An interesting question that might be in your mind is whether $f(\mathbb R^n)=\mathbb R^n$, assuming $f$ is defined over $\mathbb R^n$. If that is true, then we can just claim $f$ is bijective without restricting its codomain.
For simple examples, such as $f(x)=ax+b$ for some constant $a\ne0$ and $b$, we have $f(\mathbb R^n)=\mathbb R^n $.
It is, in fact, true that, under with the slightly stronger condition that $f$ be continuously differentiable, $$f(\mathbb R^n)=\mathbb R^n.$$
Proof: for the sake of contradiction, suppose $f(\mathbb R^n)\ne \mathbb R^n$.
Let $q$ be a point on the boundary of $f(\mathbb R^n)$, i.e, there is a sequence of points in $f(\mathbb R^n)$, say, $f(p_1), f(p_2), \cdots,$ whose limit is $q$. Since $f(p_1), f(p_2), \cdots,$ is a cauchy sequence in terms of $\lVert\cdot\rVert$, and $f$ extends the distance by at least a positive constant factor, so is the sequence $p_1, p_2, \cdots$. Let the limit of $p_1, p_2, \cdots$ be $p$. Since $f$ is continuous, $f(p)=q$.

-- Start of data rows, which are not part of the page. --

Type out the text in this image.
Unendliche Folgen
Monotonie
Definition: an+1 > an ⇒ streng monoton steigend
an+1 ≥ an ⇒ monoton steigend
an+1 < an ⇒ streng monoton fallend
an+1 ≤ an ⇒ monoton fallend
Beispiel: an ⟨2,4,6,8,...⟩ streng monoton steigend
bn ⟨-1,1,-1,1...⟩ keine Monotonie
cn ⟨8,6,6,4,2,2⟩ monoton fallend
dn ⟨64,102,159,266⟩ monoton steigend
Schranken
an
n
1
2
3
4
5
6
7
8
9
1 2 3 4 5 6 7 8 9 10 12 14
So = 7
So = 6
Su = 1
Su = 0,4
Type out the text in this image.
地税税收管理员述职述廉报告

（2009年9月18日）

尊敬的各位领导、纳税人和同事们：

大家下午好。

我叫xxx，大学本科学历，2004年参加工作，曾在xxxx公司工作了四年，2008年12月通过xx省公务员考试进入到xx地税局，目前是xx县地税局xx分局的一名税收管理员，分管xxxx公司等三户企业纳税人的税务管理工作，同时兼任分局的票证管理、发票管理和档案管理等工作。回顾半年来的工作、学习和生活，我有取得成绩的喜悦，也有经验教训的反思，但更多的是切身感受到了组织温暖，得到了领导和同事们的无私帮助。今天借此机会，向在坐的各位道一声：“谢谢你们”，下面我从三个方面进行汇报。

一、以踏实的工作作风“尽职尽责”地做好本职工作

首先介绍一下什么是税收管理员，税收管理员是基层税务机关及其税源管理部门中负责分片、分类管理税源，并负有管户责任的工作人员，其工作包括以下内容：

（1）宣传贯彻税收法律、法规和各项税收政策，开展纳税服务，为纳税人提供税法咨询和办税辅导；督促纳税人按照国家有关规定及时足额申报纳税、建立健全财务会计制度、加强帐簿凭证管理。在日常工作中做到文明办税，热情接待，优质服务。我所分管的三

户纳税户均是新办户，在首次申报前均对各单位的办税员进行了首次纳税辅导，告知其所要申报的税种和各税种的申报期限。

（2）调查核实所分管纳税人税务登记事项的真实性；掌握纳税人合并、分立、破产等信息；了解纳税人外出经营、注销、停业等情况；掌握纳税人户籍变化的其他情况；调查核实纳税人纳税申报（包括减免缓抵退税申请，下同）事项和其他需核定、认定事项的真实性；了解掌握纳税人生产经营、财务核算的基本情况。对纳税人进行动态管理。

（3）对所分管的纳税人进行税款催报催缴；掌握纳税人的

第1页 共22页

Because $f$ extends distance by at least a positive constant factor, the derivative of $f$ at $p$ along any direction will be at least $c$ in magnitude, i.e, not zero. That means the differential of $f$ is a linear isomorphism at $p$. The inverse function theorem stipulates that $f$ must be a local diffeomorphism, which contradicts the fact that $f(p)=q$ is on the boundary of $f(\mathbb R^n)$. This proof is done.
In a nutshell, the proof shows that $f(\mathbb R^n)$ must be both closed and open in $\mathbb R^n$, hence it must be all of $\mathbb R^n$.